战后,朗安克被美国方面关押了2年,随后回到了自己的故乡盖尔森基兴(Gelsenkirchen),他作为战争的亲历者接受了许多采访,最终于2012年7月逝世。

2006年,乔治·j·温特(George J. Winter, Sr.)代表《二战(World War II)》杂志拜访了弗里茨·朗安克,并向他提出一些与隆塞口袋突围战相关的问题。
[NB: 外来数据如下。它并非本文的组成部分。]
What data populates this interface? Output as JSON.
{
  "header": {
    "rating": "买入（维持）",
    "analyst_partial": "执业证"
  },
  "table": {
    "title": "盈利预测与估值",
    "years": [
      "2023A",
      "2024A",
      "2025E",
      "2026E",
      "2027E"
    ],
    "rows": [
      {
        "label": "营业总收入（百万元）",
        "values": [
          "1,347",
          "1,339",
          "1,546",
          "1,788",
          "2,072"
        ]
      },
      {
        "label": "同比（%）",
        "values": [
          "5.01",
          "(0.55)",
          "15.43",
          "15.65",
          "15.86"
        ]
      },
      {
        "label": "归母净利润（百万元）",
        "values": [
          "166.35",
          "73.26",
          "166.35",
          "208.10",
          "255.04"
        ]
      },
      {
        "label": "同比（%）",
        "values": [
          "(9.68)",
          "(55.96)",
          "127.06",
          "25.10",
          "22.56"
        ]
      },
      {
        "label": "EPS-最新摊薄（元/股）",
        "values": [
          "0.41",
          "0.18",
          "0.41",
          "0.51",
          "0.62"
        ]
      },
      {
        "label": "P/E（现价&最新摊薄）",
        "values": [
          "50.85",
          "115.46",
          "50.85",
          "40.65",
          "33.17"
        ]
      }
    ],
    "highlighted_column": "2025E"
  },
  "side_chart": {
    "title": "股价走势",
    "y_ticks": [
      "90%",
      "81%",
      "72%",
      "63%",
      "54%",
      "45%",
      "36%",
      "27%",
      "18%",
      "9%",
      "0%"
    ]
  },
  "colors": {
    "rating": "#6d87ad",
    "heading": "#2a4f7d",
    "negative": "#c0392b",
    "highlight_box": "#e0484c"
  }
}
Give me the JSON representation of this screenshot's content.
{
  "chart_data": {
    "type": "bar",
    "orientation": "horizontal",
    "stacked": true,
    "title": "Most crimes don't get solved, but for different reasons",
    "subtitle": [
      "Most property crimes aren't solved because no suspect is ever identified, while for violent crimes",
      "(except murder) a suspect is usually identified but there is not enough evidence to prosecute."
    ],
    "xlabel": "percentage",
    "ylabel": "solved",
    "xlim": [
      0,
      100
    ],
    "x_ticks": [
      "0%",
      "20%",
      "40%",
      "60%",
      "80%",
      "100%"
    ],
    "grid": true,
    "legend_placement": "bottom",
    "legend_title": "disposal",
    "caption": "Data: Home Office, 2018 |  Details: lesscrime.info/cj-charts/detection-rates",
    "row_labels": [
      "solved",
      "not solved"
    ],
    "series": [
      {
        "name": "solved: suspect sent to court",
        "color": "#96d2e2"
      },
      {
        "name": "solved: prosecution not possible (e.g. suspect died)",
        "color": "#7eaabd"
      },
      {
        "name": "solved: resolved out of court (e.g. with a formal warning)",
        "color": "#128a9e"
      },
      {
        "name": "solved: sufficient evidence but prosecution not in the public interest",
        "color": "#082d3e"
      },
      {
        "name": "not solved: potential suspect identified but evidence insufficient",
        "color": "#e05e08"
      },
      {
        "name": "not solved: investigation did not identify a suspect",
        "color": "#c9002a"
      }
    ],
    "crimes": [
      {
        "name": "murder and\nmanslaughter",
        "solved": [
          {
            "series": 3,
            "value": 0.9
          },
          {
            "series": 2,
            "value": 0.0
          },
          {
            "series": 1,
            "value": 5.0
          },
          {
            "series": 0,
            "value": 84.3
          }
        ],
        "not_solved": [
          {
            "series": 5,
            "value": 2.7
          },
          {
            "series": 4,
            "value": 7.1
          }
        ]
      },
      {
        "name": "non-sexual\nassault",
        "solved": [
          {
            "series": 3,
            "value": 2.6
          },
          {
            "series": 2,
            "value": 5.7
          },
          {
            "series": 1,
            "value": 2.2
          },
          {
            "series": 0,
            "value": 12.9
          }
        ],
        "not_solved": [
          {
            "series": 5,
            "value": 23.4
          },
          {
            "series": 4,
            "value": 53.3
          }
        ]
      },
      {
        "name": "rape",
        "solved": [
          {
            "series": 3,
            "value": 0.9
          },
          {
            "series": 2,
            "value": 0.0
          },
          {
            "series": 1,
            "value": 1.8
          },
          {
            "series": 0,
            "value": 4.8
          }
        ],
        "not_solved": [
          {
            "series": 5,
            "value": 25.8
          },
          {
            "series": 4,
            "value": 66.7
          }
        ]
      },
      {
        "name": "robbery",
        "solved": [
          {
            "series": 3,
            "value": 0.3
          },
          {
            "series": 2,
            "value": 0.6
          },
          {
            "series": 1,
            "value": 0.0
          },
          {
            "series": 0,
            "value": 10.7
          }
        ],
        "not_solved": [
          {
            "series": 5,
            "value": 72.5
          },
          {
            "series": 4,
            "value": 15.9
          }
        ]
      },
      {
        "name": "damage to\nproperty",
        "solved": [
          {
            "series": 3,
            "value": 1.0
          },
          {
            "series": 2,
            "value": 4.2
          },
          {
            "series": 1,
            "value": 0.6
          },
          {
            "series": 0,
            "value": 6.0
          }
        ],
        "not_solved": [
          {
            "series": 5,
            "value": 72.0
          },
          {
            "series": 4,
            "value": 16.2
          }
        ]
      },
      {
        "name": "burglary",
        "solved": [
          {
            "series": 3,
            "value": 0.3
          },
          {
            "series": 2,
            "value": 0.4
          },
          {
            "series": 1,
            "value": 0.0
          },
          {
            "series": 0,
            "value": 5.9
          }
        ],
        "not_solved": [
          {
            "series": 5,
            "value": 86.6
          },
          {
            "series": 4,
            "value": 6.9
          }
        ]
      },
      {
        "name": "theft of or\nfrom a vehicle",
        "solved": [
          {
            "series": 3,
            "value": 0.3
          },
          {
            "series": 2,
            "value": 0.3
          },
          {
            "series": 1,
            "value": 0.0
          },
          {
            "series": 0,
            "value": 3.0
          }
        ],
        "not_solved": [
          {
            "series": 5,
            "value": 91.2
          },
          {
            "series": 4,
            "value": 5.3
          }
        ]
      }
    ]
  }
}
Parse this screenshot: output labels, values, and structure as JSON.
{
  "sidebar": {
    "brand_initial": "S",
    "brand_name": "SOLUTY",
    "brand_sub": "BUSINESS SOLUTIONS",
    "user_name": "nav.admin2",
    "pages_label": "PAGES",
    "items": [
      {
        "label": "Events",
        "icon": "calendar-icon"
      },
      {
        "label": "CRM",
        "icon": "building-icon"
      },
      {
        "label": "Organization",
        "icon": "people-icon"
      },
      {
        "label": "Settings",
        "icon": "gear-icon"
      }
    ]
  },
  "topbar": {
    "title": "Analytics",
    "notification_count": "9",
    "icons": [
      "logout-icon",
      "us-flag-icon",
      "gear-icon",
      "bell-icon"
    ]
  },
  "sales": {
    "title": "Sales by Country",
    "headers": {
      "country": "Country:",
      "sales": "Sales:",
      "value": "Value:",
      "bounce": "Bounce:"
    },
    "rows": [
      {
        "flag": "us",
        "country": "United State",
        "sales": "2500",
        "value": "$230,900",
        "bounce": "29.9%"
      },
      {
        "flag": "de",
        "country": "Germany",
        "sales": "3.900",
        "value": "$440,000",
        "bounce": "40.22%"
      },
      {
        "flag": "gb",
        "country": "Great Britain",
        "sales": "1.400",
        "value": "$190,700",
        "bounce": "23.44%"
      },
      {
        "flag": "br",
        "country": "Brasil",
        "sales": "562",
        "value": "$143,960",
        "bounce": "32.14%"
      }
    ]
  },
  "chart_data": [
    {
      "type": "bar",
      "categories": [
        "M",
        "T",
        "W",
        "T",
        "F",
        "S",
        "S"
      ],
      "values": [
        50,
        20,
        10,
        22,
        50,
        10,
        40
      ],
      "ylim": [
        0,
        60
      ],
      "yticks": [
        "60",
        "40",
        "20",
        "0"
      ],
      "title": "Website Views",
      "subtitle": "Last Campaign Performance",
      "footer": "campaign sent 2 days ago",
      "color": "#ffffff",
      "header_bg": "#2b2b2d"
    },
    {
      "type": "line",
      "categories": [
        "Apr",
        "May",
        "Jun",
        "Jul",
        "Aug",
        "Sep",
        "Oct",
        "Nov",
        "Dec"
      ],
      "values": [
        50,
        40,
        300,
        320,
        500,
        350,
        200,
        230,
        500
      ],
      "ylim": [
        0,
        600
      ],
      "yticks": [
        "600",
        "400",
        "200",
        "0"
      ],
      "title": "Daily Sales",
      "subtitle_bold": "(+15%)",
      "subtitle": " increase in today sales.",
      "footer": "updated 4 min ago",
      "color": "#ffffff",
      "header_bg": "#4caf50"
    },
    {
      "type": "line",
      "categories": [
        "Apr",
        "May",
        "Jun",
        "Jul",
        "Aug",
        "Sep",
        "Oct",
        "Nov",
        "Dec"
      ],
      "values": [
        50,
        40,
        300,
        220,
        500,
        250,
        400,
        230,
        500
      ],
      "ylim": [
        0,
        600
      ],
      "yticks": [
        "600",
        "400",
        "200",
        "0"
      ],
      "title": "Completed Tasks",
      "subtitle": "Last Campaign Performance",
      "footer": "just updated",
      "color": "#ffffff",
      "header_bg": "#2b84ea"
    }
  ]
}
诺曼底登陆的六周之后,英军第二集团军仍致力于夺取卡昂,与此同时,美军第一集团军则是深陷于科唐坦(Contentin)半岛乡野那稠密的树篱之中。1944年7月18日,英军发起“古德伍德”行动,与此同时,美军正式攻占圣洛(St. Lô),为旨在凿穿德军防线的“眼镜蛇”行动(Operation Cobra)创造了作战条件。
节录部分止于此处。